I’m going to give myself a little credit by acknowledging that this is my first year in this job, so I was not yet familiar with the yearly rhythm of the position. Still, there were plenty of moments over the past few weeks in which I was kicking myself for not spending more of that luxurious July time on what ended up being September projects.
As a species, humans have trouble handling extended excess. Actually, that’s too specifically judgmental. Living creatures in general have trouble handling extended excess. Given the chance, animals will eat themselves into obesity just like humans will. It’s biologically advantageous to take advantage of excess while you can, since in nature excess is fleeting. The specific problem with humans is not the “taking advantage” part; it’s the “extended excess” part. We’re the only species that has developed the ability to extend excess — to create an oversupply of food, to amass substantial quantities of wealth, and to manipulate our schedules to allow long periods of idleness. (Hibernation doesn’t count; it’s actually an activity designed for winter survival.)
Don’t get me wrong; I love being a human and having the ability to extend excess. But when we take it for granted, we end up worse off than we would have been without it. Back when I was a corporate tax attorney, making an (hopefully not literally) ungodly salary, I didn’t pay a tenth of the attention to my budget that I now pay to it. Having an excess of funds seemed to justify any use, even past the point of the excess.
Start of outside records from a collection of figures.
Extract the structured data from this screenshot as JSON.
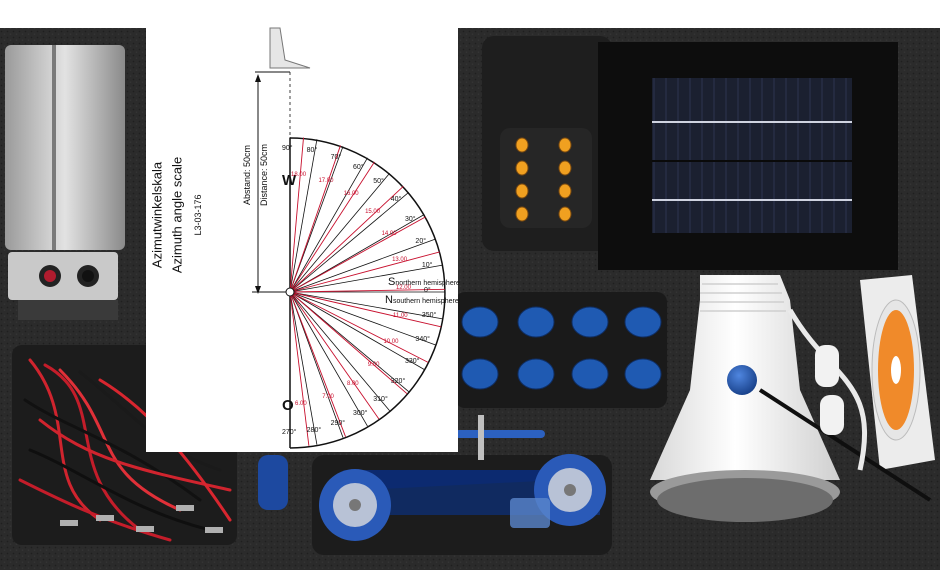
{
  "scale_card": {
    "title_de": "Azimutwinkelskala",
    "title_en": "Azimuth angle scale",
    "code": "L3-03-176",
    "distance_de": "Abstand: 50cm",
    "distance_en": "Distance: 50cm",
    "west_label": "W",
    "east_label": "O",
    "north_hemi_letter": "S",
    "north_hemi_text": "northern hemisphere",
    "south_hemi_letter": "N",
    "south_hemi_text": "southern hemisphere",
    "black_ticks": [
      "90°",
      "80°",
      "70°",
      "60°",
      "50°",
      "40°",
      "30°",
      "20°",
      "10°",
      "0°",
      "350°",
      "340°",
      "330°",
      "320°",
      "310°",
      "300°",
      "290°",
      "280°",
      "270°"
    ],
    "red_ticks": [
      "18.00",
      "17.00",
      "16.00",
      "15.00",
      "14.00",
      "13.00",
      "12.00",
      "11.00",
      "10.00",
      "9.00",
      "8.00",
      "7.00",
      "6.00"
    ]
  },
  "colors": {
    "foam": "#2a2a2a",
    "card": "#ffffff",
    "red_line": "#c8102e",
    "accent_blue": "#1e5bb8",
    "solar_cell": "#1a1f2e"
  }
}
I wasted so much that I could have saved or used wisely.
After a rather painful transition period, I internalized the lesson that acknowledging or even artificially creating shortage was a more reliable way to progress than relying on excess. Budgeting gave my family more financial stability than grand income ever did (though of course now I wish I could apply my new budgeting skills to a grander income!). Then I dropped thirty pounds by simply paying attention to net calorie intake — a calorie budget, in effect, creating an artificial shortage.
But I let my guard down and didn’t apply this lesson to time. Rather than enjoying the breathing room the quiet summer had given me — the extended excess of time that living creatures cannot instinctually handle — I should have created another kind of artificial shortage. I could have set earlier internal deadlines or taken on additional projects — the latter may be counterintuitive, but being busier spurs us to greater efficiency. To a point, at least. Finding that point — just the right amount of busyness, so that in the balance of diligent productivity and comfortable pace I find fulfillment — that will be on the top of my project list next summer.